Jacques Villeneuve, der Formel-1-Weltmeister von 1997, hat einen heftigen Angriff auf Franco Colapinto gestartet und ihm die katastrophale Kollision, die Ollie Bearman beim Großen Preis von Japan außer Gefecht setzte, aufgrund seiner rücksichtslosen Fahrweise angelastet. Der schockierende Vorfall ereignete sich in Runde 21 auf dem ikonischen Suzuka Circuit, wo die Einsätze hoch und die Spannungen noch höher waren.
Als das Rennen einen kritischen Punkt erreichte, fand sich Bearman hinter Colapinto wieder, der aufgrund des Energiesparmodus seines Alpine-Autos mit einem erheblichen Geschwindigkeitsnachteil kämpfte. Mit etwa 50 km/h langsamer wurde Colapinto zu einem gefährlichen Hindernis, als sie der tückischen Spoon Curve näherkamen. In einer Sekunde der Entscheidung versuchte Bearman, eine Kollision zu vermeiden, indem er nach links auswich, doch dieses missratene Manöver katapultierte ihn auf das Gras, wo er wild über die Strecke drehte, bevor er rückwärts in die unbarmherzige Reifenwand krachte.
Die Folgen waren erschreckend. Bearman, sichtbar erschüttert und hinkend, wurde ins medizinische Zentrum eskortiert, was die Fans und Mitbewerber in Aufregung versetzte. Glücklicherweise kam er unverletzt davon, doch die emotionale und körperliche Belastung des Unfalls war spürbar. In der Zwischenzeit gelang es Colapinto, das Rennen fortzusetzen und letztendlich den 13. Platz zu belegen, während die Rennkommissare kontrovers entschieden, ihn nicht zu bestrafen, eine Entscheidung, die viele ratlos zurücklässt.

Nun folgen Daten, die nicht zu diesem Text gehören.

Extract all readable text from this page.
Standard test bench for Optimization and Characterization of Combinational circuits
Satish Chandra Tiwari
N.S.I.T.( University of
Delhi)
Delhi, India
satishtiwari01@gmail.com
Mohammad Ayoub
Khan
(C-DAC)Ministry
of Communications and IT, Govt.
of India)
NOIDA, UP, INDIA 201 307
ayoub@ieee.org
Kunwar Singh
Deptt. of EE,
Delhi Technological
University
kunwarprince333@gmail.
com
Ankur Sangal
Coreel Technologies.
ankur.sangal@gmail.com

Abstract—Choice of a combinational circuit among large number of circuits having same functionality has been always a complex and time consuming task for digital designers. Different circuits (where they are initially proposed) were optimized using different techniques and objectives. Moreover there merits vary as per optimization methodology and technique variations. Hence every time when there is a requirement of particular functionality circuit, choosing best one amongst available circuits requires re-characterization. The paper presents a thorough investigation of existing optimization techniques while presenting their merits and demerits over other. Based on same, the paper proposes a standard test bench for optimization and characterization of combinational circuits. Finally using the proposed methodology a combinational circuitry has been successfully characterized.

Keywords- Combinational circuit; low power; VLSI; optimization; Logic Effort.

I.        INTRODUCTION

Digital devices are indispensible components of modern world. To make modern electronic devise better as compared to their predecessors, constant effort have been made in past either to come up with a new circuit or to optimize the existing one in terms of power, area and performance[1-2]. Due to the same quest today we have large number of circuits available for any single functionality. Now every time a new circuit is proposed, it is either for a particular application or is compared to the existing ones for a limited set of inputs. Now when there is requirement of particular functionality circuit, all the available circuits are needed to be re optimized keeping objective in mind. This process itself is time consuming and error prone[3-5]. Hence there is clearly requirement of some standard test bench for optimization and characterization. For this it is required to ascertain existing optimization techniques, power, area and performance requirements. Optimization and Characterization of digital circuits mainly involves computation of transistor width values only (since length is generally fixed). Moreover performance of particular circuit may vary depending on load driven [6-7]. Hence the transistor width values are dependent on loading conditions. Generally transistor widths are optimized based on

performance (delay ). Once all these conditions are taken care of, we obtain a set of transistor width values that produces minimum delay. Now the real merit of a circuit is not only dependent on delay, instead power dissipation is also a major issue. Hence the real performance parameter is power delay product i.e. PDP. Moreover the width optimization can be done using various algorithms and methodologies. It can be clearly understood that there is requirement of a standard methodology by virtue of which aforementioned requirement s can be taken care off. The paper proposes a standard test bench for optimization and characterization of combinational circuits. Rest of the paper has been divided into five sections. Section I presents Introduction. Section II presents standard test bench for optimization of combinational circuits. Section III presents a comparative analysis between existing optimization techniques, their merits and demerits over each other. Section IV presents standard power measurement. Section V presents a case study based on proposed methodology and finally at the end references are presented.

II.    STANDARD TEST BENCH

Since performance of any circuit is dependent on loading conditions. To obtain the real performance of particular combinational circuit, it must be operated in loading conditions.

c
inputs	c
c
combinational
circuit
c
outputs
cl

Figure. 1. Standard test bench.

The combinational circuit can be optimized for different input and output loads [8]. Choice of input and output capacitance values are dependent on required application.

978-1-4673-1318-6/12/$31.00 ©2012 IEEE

Villeneuve war in seiner Kritik unmissverständlich und äußerte Unglauben über das Fehlen von Konsequenzen für Colapinto. „Eine kleine Bewegung, gerade wenn man sich der Kurve nähert, in einer so gefährlichen Kurve, wo er tatsächlich Energie regeneriert, ist einfach inakzeptabel,“ bemerkte er. Er hob die Gefahren der neuen Vorschriften hervor, die gefährliche Geschwindigkeitsunterschiede zwischen den Fahrern geschaffen haben, und erklärte: „Es gab nichts, was Oliver tun konnte. Ich verstehe nicht, was Colapinto dachte, als er sich mit so langsamer Geschwindigkeit an einem so gefährlichen Ort bewegte.“
Colapinto hingegen wies jede Verantwortung zurück und bestand darauf, dass die signifikante Verlangsamung seines Autos auf das Energierückgewinnungssystem zurückzuführen sei, nicht auf einen Mangel an Bewusstsein. Allerdings ist seine Bilanz nicht ohne Überprüfung; in der letzten Saison hatte er Schwierigkeiten, mit der Geschwindigkeit seines Teamkollegen Pierre Gasly mitzuhalten. In dieser Saison hat er einen Punkt gesichert, was einen Hauch von Fortschritt anzeigt, aber die Schatten seiner vergangenen Leistungen bleiben bestehen.
Bearman, obwohl frustriert, schlug vor, dass etwas mehr Raum hätte gegeben werden können, doch es ist Colapinto, der weitgehend um die Verantwortung für diesen explosiven Vorfall herumgetanzt ist. Während die F1-Gemeinschaft mit den Auswirkungen dieses Rennens kämpft, ist eines klar: Der Dialog über die Sicherheit der Fahrer und die Verantwortung ist wichtiger denn je.
Bleiben Sie dran für weitere Updates, während sich diese Geschichte weiter entfaltet und die Folgen des Großen Preises von Japan in der Rennwelt widerhallen. Die Frage bleibt—wird es nachhaltige Änderungen geben, um die Sicherheit der Fahrer im Chaos der Hochgeschwindigkeits-Formel 1 zu gewährleisten?